The vast majority of applications for a student loan forgiveness program are still being rejected, even after Congress set aside $700 million to temporarily expand it, according to a federal report.
The Government Accountability Office said Thursday that the Education Department has created a "confusing and inefficient" process that could cause borrowers to miss out on the program. It urged the agency to simplify the application process.
Congress approved the temporary funding last year after finding that only 1% of applicants for the Public Service Loan Forgiveness met narrow eligibility rules, often because they had certain types of federal loans that weren't covered by the 2007 program. The funding was intended to expand the program to borrowers who were otherwise eligible but had other types of federal student loans.
But out of more than 54,000 applications for the temporary funding, just 661 had been approved as of May 2019, according to the report. In total, borrowers received about $27 million in loan erasures out of the $700 million pool allotted by Congress.
Most rejections were tied to a single eligibility rule that the department added but was not explicitly ordered by Congress. In order to qualify for the new funding, the agency says borrowers must have previously applied for the original loan forgiveness program. The GAO found that the rule was not made clear to borrowers.
Of the 53,000 rejected applications, 71% were denied because the borrower had not applied for the original program.
The report said the department has made only "limited" efforts to contact borrowers who may be eligible for the temporary funding, which was ordered by Congress when it approved the money. A department website on the original program does not include information on the expansion, the report found, and most loan servicers do not offer information on their websites.

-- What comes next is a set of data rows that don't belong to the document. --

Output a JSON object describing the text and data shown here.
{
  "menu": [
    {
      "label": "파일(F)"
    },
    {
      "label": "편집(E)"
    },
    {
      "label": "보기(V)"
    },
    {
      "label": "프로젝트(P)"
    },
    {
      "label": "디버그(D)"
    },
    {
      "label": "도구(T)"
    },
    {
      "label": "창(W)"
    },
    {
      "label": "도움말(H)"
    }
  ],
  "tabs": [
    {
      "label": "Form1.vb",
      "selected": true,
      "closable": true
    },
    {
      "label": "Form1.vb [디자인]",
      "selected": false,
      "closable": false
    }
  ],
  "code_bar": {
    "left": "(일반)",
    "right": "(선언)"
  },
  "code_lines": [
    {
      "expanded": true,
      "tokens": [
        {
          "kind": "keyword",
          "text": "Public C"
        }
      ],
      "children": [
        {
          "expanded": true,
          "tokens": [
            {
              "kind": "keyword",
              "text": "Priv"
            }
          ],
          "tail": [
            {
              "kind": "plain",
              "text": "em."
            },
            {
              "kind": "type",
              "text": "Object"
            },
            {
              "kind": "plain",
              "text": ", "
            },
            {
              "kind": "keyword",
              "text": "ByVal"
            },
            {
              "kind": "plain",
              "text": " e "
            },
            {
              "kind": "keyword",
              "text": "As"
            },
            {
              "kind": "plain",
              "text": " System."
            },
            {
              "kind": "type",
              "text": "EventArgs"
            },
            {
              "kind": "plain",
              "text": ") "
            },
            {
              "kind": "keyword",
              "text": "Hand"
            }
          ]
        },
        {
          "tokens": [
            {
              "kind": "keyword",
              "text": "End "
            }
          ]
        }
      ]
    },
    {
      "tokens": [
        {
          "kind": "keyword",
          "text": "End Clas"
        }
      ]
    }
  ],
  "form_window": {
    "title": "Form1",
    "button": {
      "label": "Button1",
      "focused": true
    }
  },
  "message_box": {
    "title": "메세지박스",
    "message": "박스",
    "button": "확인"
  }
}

House Democrats blasted the department over the report's findings, saying it is failing to follow orders from Congress. The House committee that oversees education says it will hold a hearing on the report later this month.

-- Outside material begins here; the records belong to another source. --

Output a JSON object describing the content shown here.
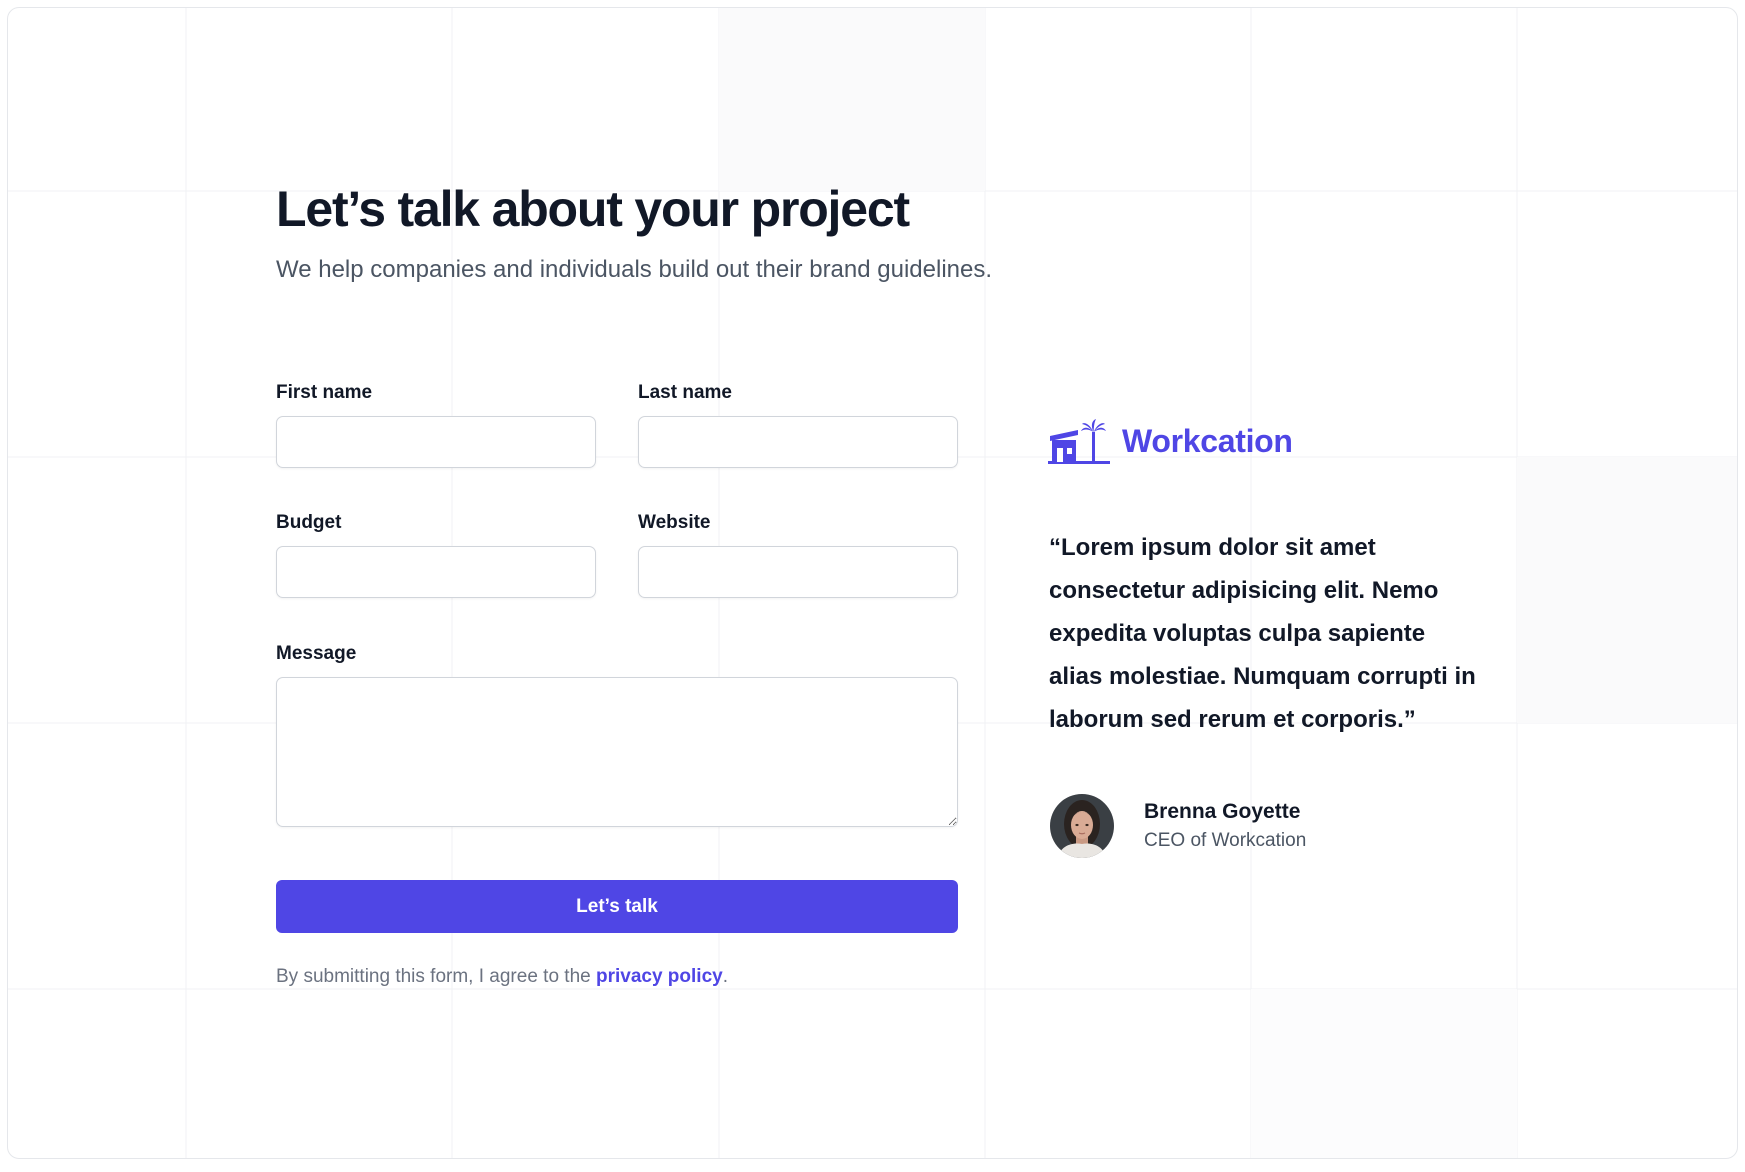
{
  "header": {
    "title": "Let’s talk about your project",
    "subtitle": "We help companies and individuals build out their brand guidelines."
  },
  "form": {
    "first_name_label": "First name",
    "last_name_label": "Last name",
    "budget_label": "Budget",
    "website_label": "Website",
    "message_label": "Message",
    "first_name_value": "",
    "last_name_value": "",
    "budget_value": "",
    "website_value": "",
    "message_value": "",
    "submit_label": "Let’s talk",
    "disclaimer_prefix": "By submitting this form, I agree to the",
    "disclaimer_link": "privacy policy",
    "disclaimer_suffix": "."
  },
  "testimonial": {
    "logo_icon": "house-palm-icon",
    "logo_text": "Workcation",
    "quote": "“Lorem ipsum dolor sit amet consectetur adipisicing elit. Nemo expedita voluptas culpa sapiente alias molestiae. Numquam corrupti in laborum sed rerum et corporis.”",
    "author_name": "Brenna Goyette",
    "author_role": "CEO of Workcation"
  },
  "colors": {
    "accent": "#4f46e5",
    "heading": "#111827",
    "muted": "#4b5563"
  }
}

The report shows that the department is "failing to competently" put the expanded program in place, said Rep. Bobby Scott, D-Va., chairman of the House Education and Labor Committee, a situation he called "mystifying and unacceptable."
Signed into law in 2007, the original program promised to erase federal student loans for certain public workers after they make 10 years of payments. It's meant to help college graduates who pursue jobs that often pay modest salaries but serve a greater good, such as careers in teaching, the military or with nonprofit groups.

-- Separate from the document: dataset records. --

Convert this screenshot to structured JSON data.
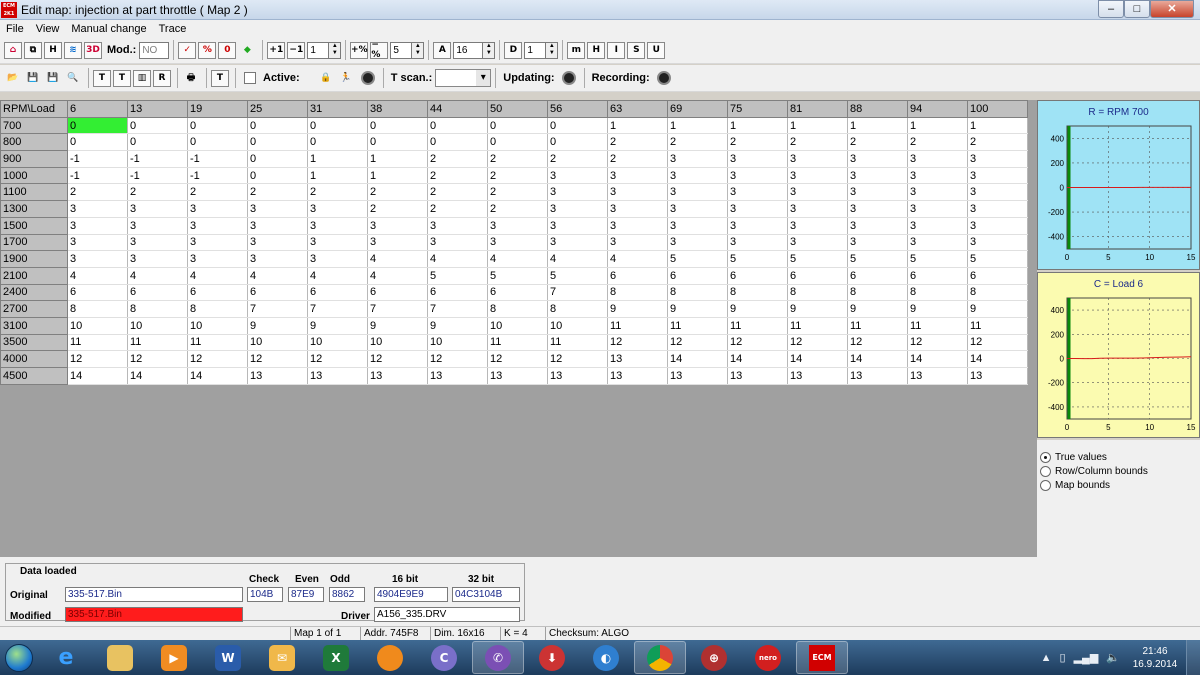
{
  "window": {
    "title": "Edit map: injection at part throttle ( Map 2 )",
    "app_icon_text": "ECM 2K1"
  },
  "menu": [
    "File",
    "View",
    "Manual change",
    "Trace"
  ],
  "toolbar1": {
    "mod_label": "Mod.:",
    "mod_value": "NO",
    "spin1": "1",
    "spin2": "5",
    "spin3": "16",
    "spin4": "1"
  },
  "toolbar2": {
    "active_label": "Active:",
    "tscan_label": "T scan.:",
    "updating_label": "Updating:",
    "recording_label": "Recording:"
  },
  "map": {
    "corner": "RPM\\Load",
    "columns": [
      "6",
      "13",
      "19",
      "25",
      "31",
      "38",
      "44",
      "50",
      "56",
      "63",
      "69",
      "75",
      "81",
      "88",
      "94",
      "100"
    ],
    "rows": [
      {
        "rpm": "700",
        "v": [
          "0",
          "0",
          "0",
          "0",
          "0",
          "0",
          "0",
          "0",
          "0",
          "1",
          "1",
          "1",
          "1",
          "1",
          "1",
          "1"
        ]
      },
      {
        "rpm": "800",
        "v": [
          "0",
          "0",
          "0",
          "0",
          "0",
          "0",
          "0",
          "0",
          "0",
          "2",
          "2",
          "2",
          "2",
          "2",
          "2",
          "2"
        ]
      },
      {
        "rpm": "900",
        "v": [
          "-1",
          "-1",
          "-1",
          "0",
          "1",
          "1",
          "2",
          "2",
          "2",
          "2",
          "3",
          "3",
          "3",
          "3",
          "3",
          "3"
        ]
      },
      {
        "rpm": "1000",
        "v": [
          "-1",
          "-1",
          "-1",
          "0",
          "1",
          "1",
          "2",
          "2",
          "3",
          "3",
          "3",
          "3",
          "3",
          "3",
          "3",
          "3"
        ]
      },
      {
        "rpm": "1100",
        "v": [
          "2",
          "2",
          "2",
          "2",
          "2",
          "2",
          "2",
          "2",
          "3",
          "3",
          "3",
          "3",
          "3",
          "3",
          "3",
          "3"
        ]
      },
      {
        "rpm": "1300",
        "v": [
          "3",
          "3",
          "3",
          "3",
          "3",
          "2",
          "2",
          "2",
          "3",
          "3",
          "3",
          "3",
          "3",
          "3",
          "3",
          "3"
        ]
      },
      {
        "rpm": "1500",
        "v": [
          "3",
          "3",
          "3",
          "3",
          "3",
          "3",
          "3",
          "3",
          "3",
          "3",
          "3",
          "3",
          "3",
          "3",
          "3",
          "3"
        ]
      },
      {
        "rpm": "1700",
        "v": [
          "3",
          "3",
          "3",
          "3",
          "3",
          "3",
          "3",
          "3",
          "3",
          "3",
          "3",
          "3",
          "3",
          "3",
          "3",
          "3"
        ]
      },
      {
        "rpm": "1900",
        "v": [
          "3",
          "3",
          "3",
          "3",
          "3",
          "4",
          "4",
          "4",
          "4",
          "4",
          "5",
          "5",
          "5",
          "5",
          "5",
          "5"
        ]
      },
      {
        "rpm": "2100",
        "v": [
          "4",
          "4",
          "4",
          "4",
          "4",
          "4",
          "5",
          "5",
          "5",
          "6",
          "6",
          "6",
          "6",
          "6",
          "6",
          "6"
        ]
      },
      {
        "rpm": "2400",
        "v": [
          "6",
          "6",
          "6",
          "6",
          "6",
          "6",
          "6",
          "6",
          "7",
          "8",
          "8",
          "8",
          "8",
          "8",
          "8",
          "8"
        ]
      },
      {
        "rpm": "2700",
        "v": [
          "8",
          "8",
          "8",
          "7",
          "7",
          "7",
          "7",
          "8",
          "8",
          "9",
          "9",
          "9",
          "9",
          "9",
          "9",
          "9"
        ]
      },
      {
        "rpm": "3100",
        "v": [
          "10",
          "10",
          "10",
          "9",
          "9",
          "9",
          "9",
          "10",
          "10",
          "11",
          "11",
          "11",
          "11",
          "11",
          "11",
          "11"
        ]
      },
      {
        "rpm": "3500",
        "v": [
          "11",
          "11",
          "11",
          "10",
          "10",
          "10",
          "10",
          "11",
          "11",
          "12",
          "12",
          "12",
          "12",
          "12",
          "12",
          "12"
        ]
      },
      {
        "rpm": "4000",
        "v": [
          "12",
          "12",
          "12",
          "12",
          "12",
          "12",
          "12",
          "12",
          "12",
          "13",
          "14",
          "14",
          "14",
          "14",
          "14",
          "14"
        ]
      },
      {
        "rpm": "4500",
        "v": [
          "14",
          "14",
          "14",
          "13",
          "13",
          "13",
          "13",
          "13",
          "13",
          "13",
          "13",
          "13",
          "13",
          "13",
          "13",
          "13"
        ]
      }
    ]
  },
  "chart_data": [
    {
      "type": "line",
      "title": "R = RPM 700",
      "x": [
        0,
        1,
        2,
        3,
        4,
        5,
        6,
        7,
        8,
        9,
        10,
        11,
        12,
        13,
        14,
        15
      ],
      "series": [
        {
          "values": [
            0,
            0,
            0,
            0,
            0,
            0,
            0,
            0,
            0,
            1,
            1,
            1,
            1,
            1,
            1,
            1
          ]
        }
      ],
      "xlim": [
        0,
        15
      ],
      "ylim": [
        -500,
        500
      ],
      "x_ticks": [
        "0",
        "5",
        "10",
        "15"
      ],
      "y_ticks": [
        "400",
        "200",
        "0",
        "-200",
        "-400"
      ],
      "colors": {
        "bg": "#9fe3f5",
        "line": "#d81b1b",
        "cursor": "#0a8a0a"
      }
    },
    {
      "type": "line",
      "title": "C = Load 6",
      "x": [
        0,
        1,
        2,
        3,
        4,
        5,
        6,
        7,
        8,
        9,
        10,
        11,
        12,
        13,
        14,
        15
      ],
      "series": [
        {
          "values": [
            0,
            0,
            -1,
            -1,
            2,
            3,
            3,
            3,
            3,
            4,
            6,
            8,
            10,
            11,
            12,
            14
          ]
        }
      ],
      "xlim": [
        0,
        15
      ],
      "ylim": [
        -500,
        500
      ],
      "x_ticks": [
        "0",
        "5",
        "10",
        "15"
      ],
      "y_ticks": [
        "400",
        "200",
        "0",
        "-200",
        "-400"
      ],
      "colors": {
        "bg": "#fbfbb0",
        "line": "#d81b1b",
        "cursor": "#0a8a0a"
      }
    }
  ],
  "options": [
    {
      "label": "True values",
      "selected": true
    },
    {
      "label": "Row/Column bounds",
      "selected": false
    },
    {
      "label": "Map bounds",
      "selected": false
    }
  ],
  "data_loaded": {
    "title": "Data loaded",
    "original_label": "Original",
    "original_value": "335-517.Bin",
    "modified_label": "Modified",
    "modified_value": "335-517.Bin",
    "check_label": "Check",
    "check_value": "104B",
    "even_label": "Even",
    "even_value": "87E9",
    "odd_label": "Odd",
    "odd_value": "8862",
    "b16_label": "16 bit",
    "b16_value": "4904E9E9",
    "b32_label": "32 bit",
    "b32_value": "04C3104B",
    "driver_label": "Driver",
    "driver_value": "A156_335.DRV"
  },
  "status": {
    "map": "Map 1 of 1",
    "addr": "Addr. 745F8",
    "dim": "Dim. 16x16",
    "k": "K = 4",
    "checksum": "Checksum: ALGO"
  },
  "taskbar": {
    "apps": [
      "IE",
      "Explorer",
      "Media",
      "Word",
      "Outlook",
      "Excel",
      "Orange",
      "Disc",
      "Viber",
      "Media2",
      "Earth",
      "Chrome",
      "Browser",
      "Nero",
      "ECM"
    ],
    "time": "21:46",
    "date": "16.9.2014"
  }
}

But after the first round of borrowers became eligible to apply for forgiveness in 2017, just 1% of applicants were approved. Many students made 10 years of payments only to find out they didn't have the right type of loan.
Congress stepped in last year to provide $700 million to expand the program to all types of loans until that pool of money runs out, and a group of Democrats proposed a bill this year that would make the expansion permanent.
In a letter responding to the GAO, Diane Aer Jones, the principal deputy undersecretary of education, said that when the program was created, "it was clear then that relatively few borrowers would benefit from the program." But Jones wrote that her agency agreed with the GOA's recommendations and remains committed to "improving the customer experience for students, parents and borrowers."